Wednesday, January 8, 2014

An Estate Planning Attorney Exposes the Worst States to Die In

One of the best pieces of news in recent years is the federal tax exemption of $5.34 million per person and indexed to inflation made permanent. This means, for 2014, as much as $5.34 million of a person’s estate will be exempt from estate federal tax.   A flat 40% tax rate will be applied to any excess over $5.34 million.  This exemption is high enough to affect millions of people.


Thirty-one states in the Union do not levy any form of estate or inheritance taxes.  So, if you die in one of those 31 states, your estate does not owe the state or the federal government taxes – as
long as the value of your estate falls below the personal federal estate tax exemption.  On the other hand, 19 states and the District of Columbia levy some form of estate or inheritance taxes.  If you want to limit your estate taxes to a minimum, the state you declare as your residence becomes critical.

As an estate planning attorney from Orange County, I counsel my clients, especially those who are in their retirement years to pay particular attention to their state of residence.

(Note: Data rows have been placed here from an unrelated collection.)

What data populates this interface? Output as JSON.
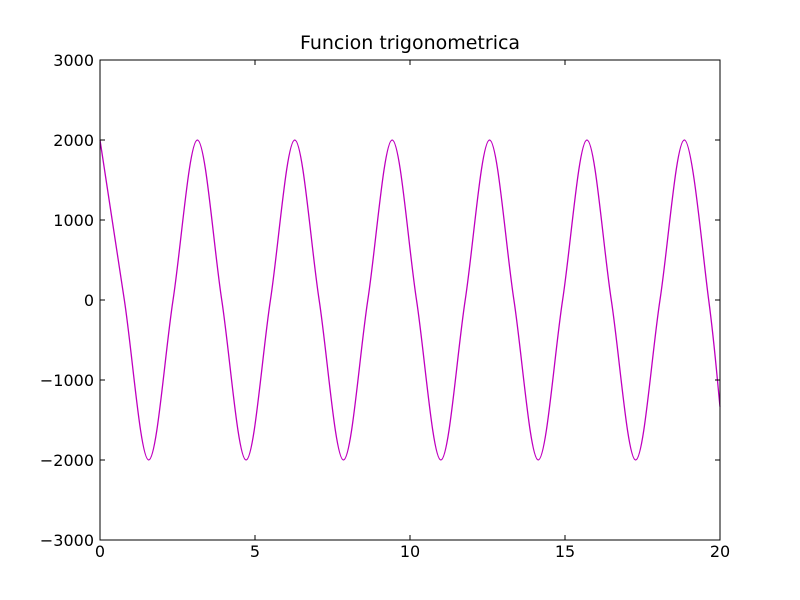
{
  "chart_data": {
    "type": "line",
    "title": "Funcion trigonometrica",
    "xlabel": "",
    "ylabel": "",
    "xlim": [
      0,
      20
    ],
    "ylim": [
      -3000,
      3000
    ],
    "x_ticks": [
      "0",
      "5",
      "10",
      "15",
      "20"
    ],
    "y_ticks": [
      "3000",
      "2000",
      "1000",
      "0",
      "−1000",
      "−2000",
      "−3000"
    ],
    "grid": false,
    "legend": "none",
    "series": [
      {
        "color": "#bf00bf",
        "formula": "y = 2000*cos(2x)",
        "x": [
          0,
          0.785,
          1.571,
          2.356,
          3.142,
          3.927,
          4.712,
          5.498,
          6.283,
          7.069,
          7.854,
          8.639,
          9.425,
          10.21,
          10.996,
          11.781,
          12.566,
          13.352,
          14.137,
          14.923,
          15.708,
          16.493,
          17.279,
          18.064,
          18.85,
          19.635,
          20
        ],
        "y": [
          2000,
          0,
          -2000,
          0,
          2000,
          0,
          -2000,
          0,
          2000,
          0,
          -2000,
          0,
          2000,
          0,
          -2000,
          0,
          2000,
          0,
          -2000,
          0,
          2000,
          0,
          -2000,
          0,
          2000,
          0,
          -1334
        ]
      }
    ]
  }
}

California does not have a death tax.  So if you are a long-time resident of the Golden State, you may as well consider retiring there.  If you want to retire elsewhere, you may consider Texas or Florida. (Almost all of the Western, Midwestern and Southern states do not impose any form of death taxes.)

The following states have a state estate tax:   Hawaii, Washington, Oregon, Minnesota, Illinois, New York, Connecticut, Rhode Island, Massachusetts, Vermont, Maine, Delaware and the District of Columbia.  While Nebraska, Kentucky, Tennessee and Pennsylvania only have an inheritance tax. Maryland and New Jersey levy both an estate and inheritance tax.

The personal exemption in states with estate taxes is generally higher than that for federal estate tax.  New York, for one, pegs the threshold at $1 million. So the estate of an individual dying this year in New York with $5.34 million would owe no federal tax, but would owe the state government of New York $431,600.
                                     
New Jersey limits the persona; estate tax exemption at $675,000.  Above that limit, the estate will have to pay a tax which ranges from 4.2% to 16%.  On top of that, siblings, nephews, nieces and friends will be levied an inheritance tax ranging from 11 to 16%.     

The examples in the paragraph above should give you reason to pause.  If you reside in a state that does not impose estate or inheritance tax and your personal estate is below $5.34 million, then your heirs will recieve their inheritance without having to pay a single cent to the state or federal government.  As an estate planning attorney from Orange County, I advise you to consider your state of residence or “domicile state” in your estate planning. The difference is not just geographic; it could mean hundreds of thousands of dollars in death taxes that your heirs will have to shoulder.